3. Muitos desiludiram-se com Francisco. Mas deste modo, como disse recentemente o jesuíta Michael Bordt à Der Spiegel: "Sim, ele está a desiludir muitos, tanto as pessoas que gostariam que pactuasse com a Cúria como os conservadores. O Papa é realmente alguém que sabe desiludir. Faz o que julga correcto, independentemente de os outros considerarem isso fantástico ou não. É-lhe indiferente o que os outros pensam dele." O seu caminho é o de Jesus.

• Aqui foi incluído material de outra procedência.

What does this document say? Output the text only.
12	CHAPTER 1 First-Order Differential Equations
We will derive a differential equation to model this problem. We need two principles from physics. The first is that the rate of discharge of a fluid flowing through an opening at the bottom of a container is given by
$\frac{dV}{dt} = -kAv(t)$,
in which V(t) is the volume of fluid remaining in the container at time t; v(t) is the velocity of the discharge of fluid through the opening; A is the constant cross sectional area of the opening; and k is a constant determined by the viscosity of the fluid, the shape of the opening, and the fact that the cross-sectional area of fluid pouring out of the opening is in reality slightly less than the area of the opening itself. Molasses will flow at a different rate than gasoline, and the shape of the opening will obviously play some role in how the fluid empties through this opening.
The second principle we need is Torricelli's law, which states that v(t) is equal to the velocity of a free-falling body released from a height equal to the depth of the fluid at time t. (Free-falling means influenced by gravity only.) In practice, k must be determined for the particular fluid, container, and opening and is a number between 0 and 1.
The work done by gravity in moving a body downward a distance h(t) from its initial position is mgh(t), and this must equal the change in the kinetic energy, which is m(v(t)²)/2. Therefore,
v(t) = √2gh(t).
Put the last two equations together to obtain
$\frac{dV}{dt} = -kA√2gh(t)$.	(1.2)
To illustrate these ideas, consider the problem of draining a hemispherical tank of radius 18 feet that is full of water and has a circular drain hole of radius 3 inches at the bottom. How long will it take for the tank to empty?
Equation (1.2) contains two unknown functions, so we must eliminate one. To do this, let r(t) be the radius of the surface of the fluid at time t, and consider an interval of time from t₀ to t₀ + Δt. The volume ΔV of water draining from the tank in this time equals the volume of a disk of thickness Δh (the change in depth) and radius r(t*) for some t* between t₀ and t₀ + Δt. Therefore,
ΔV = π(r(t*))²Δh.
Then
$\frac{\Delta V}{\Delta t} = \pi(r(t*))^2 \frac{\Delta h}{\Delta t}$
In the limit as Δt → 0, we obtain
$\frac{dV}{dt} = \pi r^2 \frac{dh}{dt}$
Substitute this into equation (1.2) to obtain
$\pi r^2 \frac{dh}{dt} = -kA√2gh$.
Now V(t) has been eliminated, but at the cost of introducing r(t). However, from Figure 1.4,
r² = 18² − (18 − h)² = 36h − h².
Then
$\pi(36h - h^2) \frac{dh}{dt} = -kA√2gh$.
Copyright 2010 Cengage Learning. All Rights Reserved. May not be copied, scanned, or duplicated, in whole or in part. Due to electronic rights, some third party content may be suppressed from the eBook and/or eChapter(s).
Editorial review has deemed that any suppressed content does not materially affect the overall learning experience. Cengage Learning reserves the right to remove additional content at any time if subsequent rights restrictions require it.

Que assim é mostrou-o, mais uma vez, no discurso de boas-festas natalícias à Cúria. Consciente da dificuldade em reformá-la, afirmou que lhe vem à mente "a simpática e significativa expressão de monsenhor Frédéric-François-Xavier De Mérode: "Fazer a reforma em Roma é como limpar a Esfinge do Egipto com uma escova de dentes."" Reconhecendo "a universalidade do serviço da Cúria que provém e brota da catolicidade do ministério petrino", que designa como "primado diaconal", previne: "Uma Cúria encerrada em si mesma atraiçoaria o objectivo da sua existência e cairia na auto-referencialidade, que a condenaria à autodestruição." Neste contexto, exigiu a necessidade de "superar a desequilibrada e degenerada lógica das intrigas e dos pequenos grupos que na realidade representam, apesar das suas justificações e boas intenções, um cancro que leva à auto-referencialidade, que se infiltra também nos organismos eclesiásticos enquanto tais e, em particular, nas pessoas que neles trabalham". Outro perigo: "O dos traidores da confiança ou dos que se aproveitam da maternidade da Igreja, isto é, pessoas que foram seleccionadas com cuidado para dar maior vigor ao corpo e à reforma, mas, ao não compreender a importância das suas responsabilidades, se deixam corromper pela ambição e a vanglória e, quando são delicadamente afastados, autodeclaram-se equivocadamente mártires do sistema, do "Papa desinformado", da "velha guarda"..., em vez de entoarem o mea culpa."